I had one therapist who was wonderful-but when I tried to get back to her, they assigned me someone else-who, while in my introductory appointment informed me she would only communicate during office hours, no phonecalls, no email or texts because she was dyslexic and asked me about my (post secondary) marks-I wasn't there for my marks, I was getting As in all my courses. Later in the same session of the "getting to know you" she had her back turned to me and I heard her mumble: "It's not*my* fault he committed suicide..."-I also have very good hearing and her office wasn't that large (she may have been a bit hard of hearing she was somewhat loud).
Perhaps adding in the fact that she was an admissions at another college I attended and told me while I had pneumonia that I had to either quit or go to class will help-and I wasn't the only one she told that if we couldn't hack it we should get out (almost verbatim). I don't know why the university I went to afterwards hired her, but I can guess why she was let go.
Needless to say, the next appointment when I had to rate how I trusted her, it came in low. The confidential survey. Which she then read off point for point to my face and told me that if I couldn't do better than that, she had no time for me, she didn't know why I was even there if I was able to keep my marks up.
....so.... another therapist.
She was..alright. I'll admit I have some prejudices about those with wholesome upbringing and family life-I don't feel they can relate or will understand-but I was trying, so I swallowed the initial trepidation and went with it. I was in a very bad spot and knew I needed help. I didn't have a good choice beyond help of some sort.
So I went, every week for a month, and then every two weeks. I'll admit now, in retrospect, I was hiding some of my relationship issues because I love my husband very much and while he's not abusive he does have his bad times where he'll say something or react certain ways that make me feel awful. I didn't want a "you should leave him" so instead I centered some of it around the fact that he was sabotaging my hobby. I shouldn't have, but at the time, it was really bothering me. She didn't see it as an issue, possibly partly due to the fact I couldn't point out that the hobby mentioned is my escape, my stress relief, and I hadn't had anything else that worked as well.
I expect that some will have this issue-we'll get back to it.

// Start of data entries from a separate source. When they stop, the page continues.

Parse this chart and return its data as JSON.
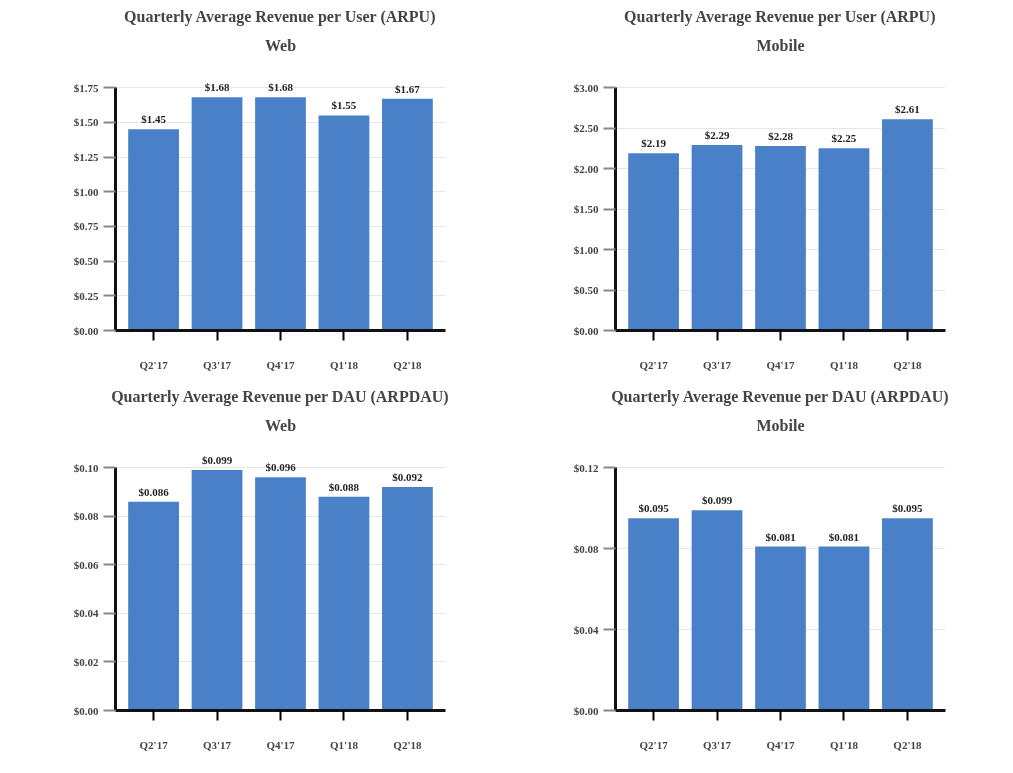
{
  "chart_data": [
    {
      "type": "bar",
      "title": "Quarterly Average Revenue per User (ARPU)",
      "subtitle": "Web",
      "categories": [
        "Q2'17",
        "Q3'17",
        "Q4'17",
        "Q1'18",
        "Q2'18"
      ],
      "values": [
        1.45,
        1.68,
        1.68,
        1.55,
        1.67
      ],
      "value_labels": [
        "$1.45",
        "$1.68",
        "$1.68",
        "$1.55",
        "$1.67"
      ],
      "color": "#4a80c8",
      "ylim": [
        0,
        1.75
      ],
      "yticks": [
        {
          "value": 0,
          "label": "$0.00"
        },
        {
          "value": 0.25,
          "label": "$0.25"
        },
        {
          "value": 0.5,
          "label": "$0.50"
        },
        {
          "value": 0.75,
          "label": "$0.75"
        },
        {
          "value": 1.0,
          "label": "$1.00"
        },
        {
          "value": 1.25,
          "label": "$1.25"
        },
        {
          "value": 1.5,
          "label": "$1.50"
        },
        {
          "value": 1.75,
          "label": "$1.75"
        }
      ],
      "grid": "y"
    },
    {
      "type": "bar",
      "title": "Quarterly Average Revenue per User (ARPU)",
      "subtitle": "Mobile",
      "categories": [
        "Q2'17",
        "Q3'17",
        "Q4'17",
        "Q1'18",
        "Q2'18"
      ],
      "values": [
        2.19,
        2.29,
        2.28,
        2.25,
        2.61
      ],
      "value_labels": [
        "$2.19",
        "$2.29",
        "$2.28",
        "$2.25",
        "$2.61"
      ],
      "color": "#4a80c8",
      "ylim": [
        0,
        3.0
      ],
      "yticks": [
        {
          "value": 0,
          "label": "$0.00"
        },
        {
          "value": 0.5,
          "label": "$0.50"
        },
        {
          "value": 1.0,
          "label": "$1.00"
        },
        {
          "value": 1.5,
          "label": "$1.50"
        },
        {
          "value": 2.0,
          "label": "$2.00"
        },
        {
          "value": 2.5,
          "label": "$2.50"
        },
        {
          "value": 3.0,
          "label": "$3.00"
        }
      ],
      "grid": "y"
    },
    {
      "type": "bar",
      "title": "Quarterly Average Revenue per DAU (ARPDAU)",
      "subtitle": "Web",
      "categories": [
        "Q2'17",
        "Q3'17",
        "Q4'17",
        "Q1'18",
        "Q2'18"
      ],
      "values": [
        0.086,
        0.099,
        0.096,
        0.088,
        0.092
      ],
      "value_labels": [
        "$0.086",
        "$0.099",
        "$0.096",
        "$0.088",
        "$0.092"
      ],
      "color": "#4a80c8",
      "ylim": [
        0,
        0.1
      ],
      "yticks": [
        {
          "value": 0,
          "label": "$0.00"
        },
        {
          "value": 0.02,
          "label": "$0.02"
        },
        {
          "value": 0.04,
          "label": "$0.04"
        },
        {
          "value": 0.06,
          "label": "$0.06"
        },
        {
          "value": 0.08,
          "label": "$0.08"
        },
        {
          "value": 0.1,
          "label": "$0.10"
        }
      ],
      "grid": "y"
    },
    {
      "type": "bar",
      "title": "Quarterly Average Revenue per DAU (ARPDAU)",
      "subtitle": "Mobile",
      "categories": [
        "Q2'17",
        "Q3'17",
        "Q4'17",
        "Q1'18",
        "Q2'18"
      ],
      "values": [
        0.095,
        0.099,
        0.081,
        0.081,
        0.095
      ],
      "value_labels": [
        "$0.095",
        "$0.099",
        "$0.081",
        "$0.081",
        "$0.095"
      ],
      "color": "#4a80c8",
      "ylim": [
        0,
        0.12
      ],
      "yticks": [
        {
          "value": 0,
          "label": "$0.00"
        },
        {
          "value": 0.04,
          "label": "$0.04"
        },
        {
          "value": 0.08,
          "label": "$0.08"
        },
        {
          "value": 0.12,
          "label": "$0.12"
        }
      ],
      "grid": "y"
    }
  ]
}
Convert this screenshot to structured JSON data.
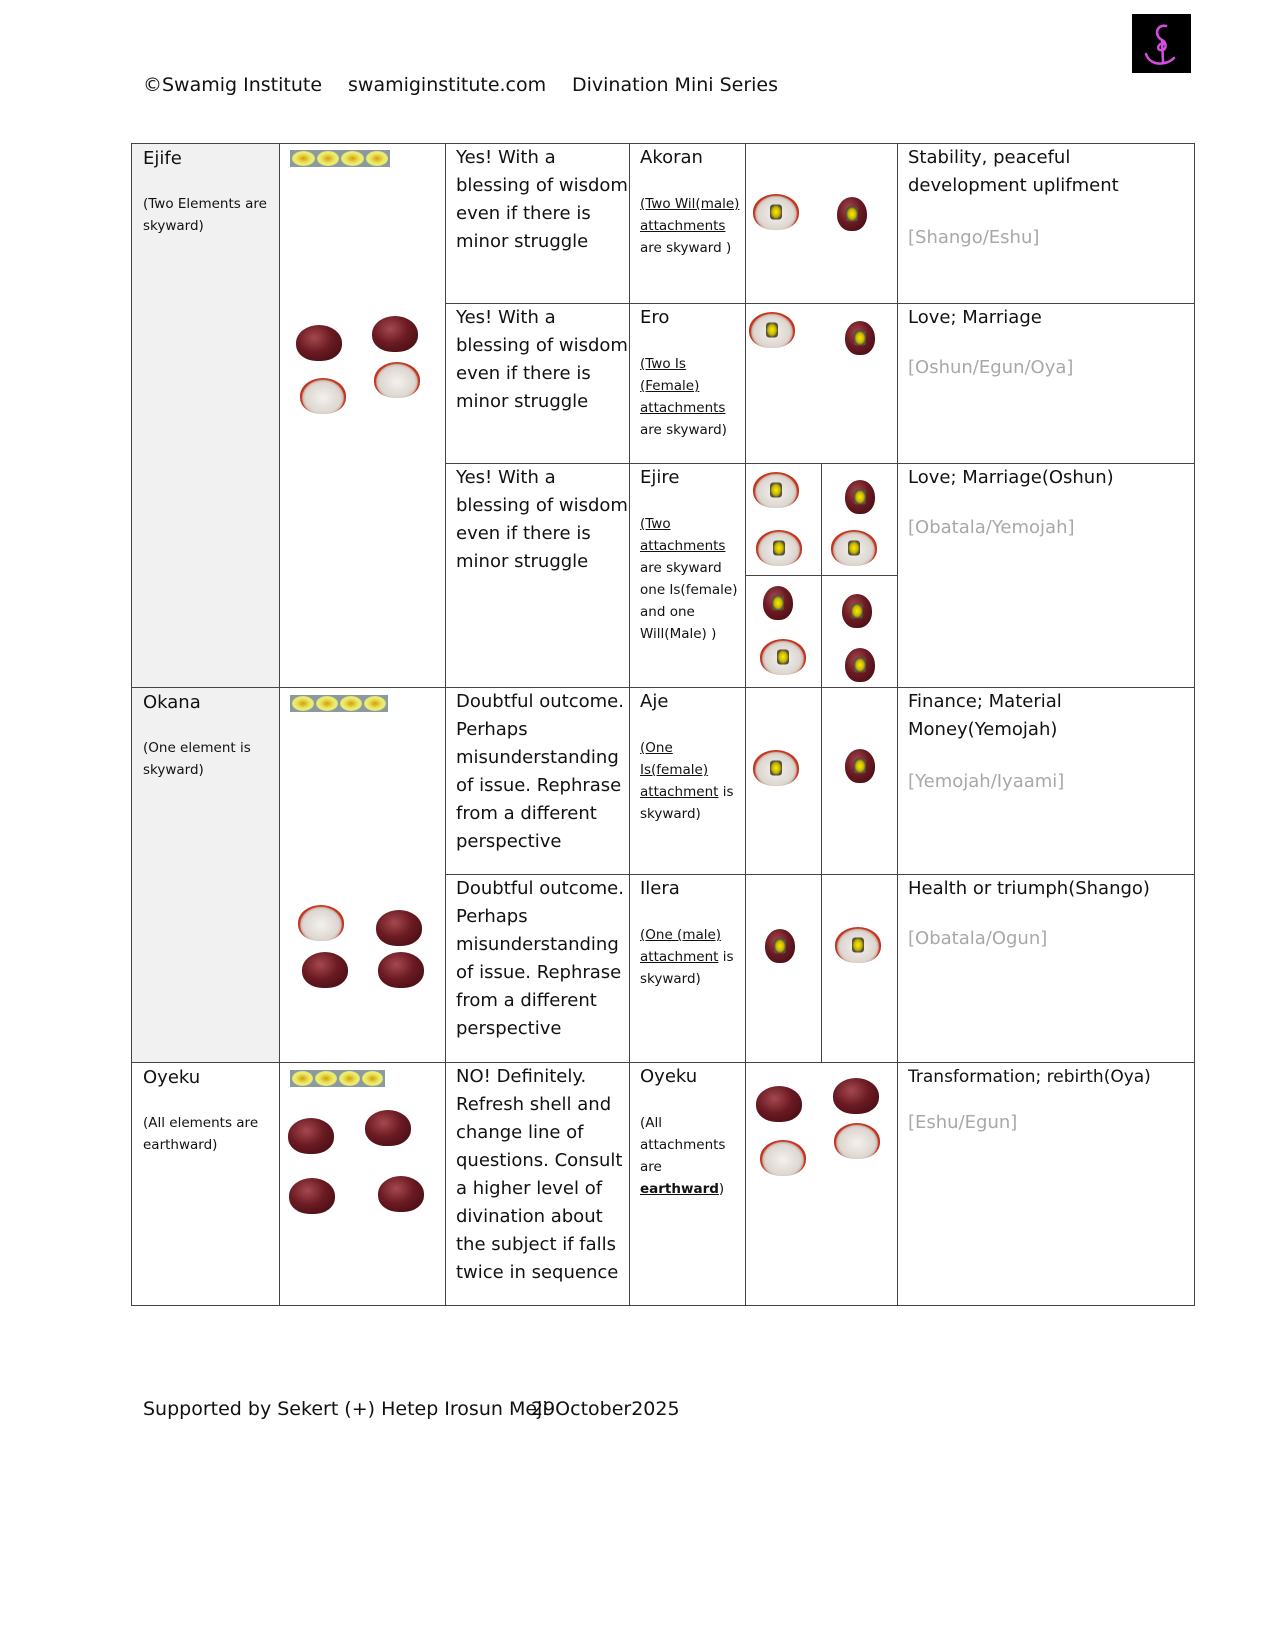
{
  "header": {
    "copyright": "©Swamig Institute",
    "website": "swamiginstitute.com",
    "series": "Divination Mini Series"
  },
  "groups": [
    {
      "name": "Ejife",
      "note": "(Two Elements are skyward)"
    },
    {
      "name": "Okana",
      "note": "(One element is skyward)"
    },
    {
      "name": "Oyeku",
      "note": "(All elements are earthward)"
    }
  ],
  "rows": [
    {
      "answer": "Yes! With a blessing of wisdom even if there is minor struggle",
      "name": "Akoran",
      "desc_u": "(Two Wil(male) attachments",
      "desc": "are skyward )",
      "meaning": "Stability, peaceful development uplifment",
      "orisha": "[Shango/Eshu]"
    },
    {
      "answer": "Yes! With a blessing of wisdom even if there is minor struggle",
      "name": "Ero",
      "desc_u": "(Two Is (Female) attachments",
      "desc": "are skyward)",
      "meaning": "Love; Marriage",
      "orisha": "[Oshun/Egun/Oya]"
    },
    {
      "answer": "Yes! With a blessing of wisdom even if there is minor struggle",
      "name": "Ejire",
      "desc_u": "(Two attachments",
      "desc": "are skyward one Is(female) and one Will(Male)  )",
      "meaning": "Love; Marriage(Oshun)",
      "orisha": "[Obatala/Yemojah]"
    },
    {
      "answer": "Doubtful outcome. Perhaps misunderstanding of issue. Rephrase from a different perspective",
      "name": "Aje",
      "desc_u": "(One Is(female) attachment",
      "desc": "is skyward)",
      "meaning": "Finance; Material Money(Yemojah)",
      "orisha": "[Yemojah/Iyaami]"
    },
    {
      "answer": "Doubtful outcome. Perhaps misunderstanding of issue. Rephrase from a different perspective",
      "name": "Ilera",
      "desc_u": "(One (male) attachment",
      "desc": "is skyward)",
      "meaning": "Health or triumph(Shango)",
      "orisha": "[Obatala/Ogun]"
    },
    {
      "answer": "NO! Definitely. Refresh shell and change line of questions. Consult a higher level of divination about the subject if falls twice in sequence",
      "name": "Oyeku",
      "desc_pre": "(All attachments are",
      "desc_b": "earthward",
      "desc_post": ")",
      "meaning": "Transformation; rebirth(Oya)",
      "orisha": "[Eshu/Egun]"
    }
  ],
  "footer": {
    "support": "Supported by Sekert (+) Hetep Irosun Meji",
    "date": "29October2025"
  },
  "colors": {
    "border": "#444444",
    "group_bg": "#f1f1f1",
    "orisha_text": "#a8a8a8",
    "logo_bg": "#000000",
    "logo_stroke": "#d54ee0"
  }
}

I am trying to explain to her about how I find myself *always* planning for things, even the most unbelievable strange things. So she asks for an example, and I assemble a point for point "what I would do" based on if someone came through the window of her office to try and hurt her or I. Okay she finds it a bit unsettling (she has a CRT monitor and some very pointy heavy paperweights). She asks me for another example, so again I tell her it's *highly unlikely* and ridiculous, but if she would attack me. Point for point. She's uncomfortable, I assure her that I used it purely because of how ridiculous it is, and I would never ever do violence to anyone, because I'm a pacifist, unless my life was in danger. We change topics, we move on.
...the next session she has a student with her (I almost always allow this-they need hours and practice-strangers aren't one of my triggers), and they then progress to talk about how awful and stupid my hobby of choice is. What terrible things it does to people and how it makes them rejects.
I haven't been back.
Therapists are hard. >.<
I'm going to try another one here soon, but I'm not sure if I can really find one who is familiar with PTSD who isn't aligned with the military. Mine's from a decade an a half of daily physical and emotional abuse, followed up with other abuses once I left my parents' house. I live in a quiet conservative city and I'm concerned I may not have much better luck-but I'm starting to have trouble again (acclimating to meds? SAD? stress from house renovations and holidays? uptick in my insomnia? I have no idea) and I need to find someone, or something.
I'm really regretting opening up to each therapist for various reasons. I can't shake the feeling that the first felt it was more than she could handle (probably true, she was mostly there for students who stress out due to exams and grades) that the second should have had her license revoked, and that the third may well be the average for what I find out there. If I hadn't told the first what was going on, the second that I didn't trust her, and the third what my hobby was, I would have been fine.
Now I'm not sure what I can say, or if I need to watch and wait for a bit before I say anything just to find out what is and isn't acceptable. I don't even know if that will even help if I have to be so concerned about how they'll react that I'm picking and choosing my words. It's a mess.
If you have a choice in therapists, I'd say go for full disclosure-but if you're in a conservative-more churches than movie theatres-maybe not.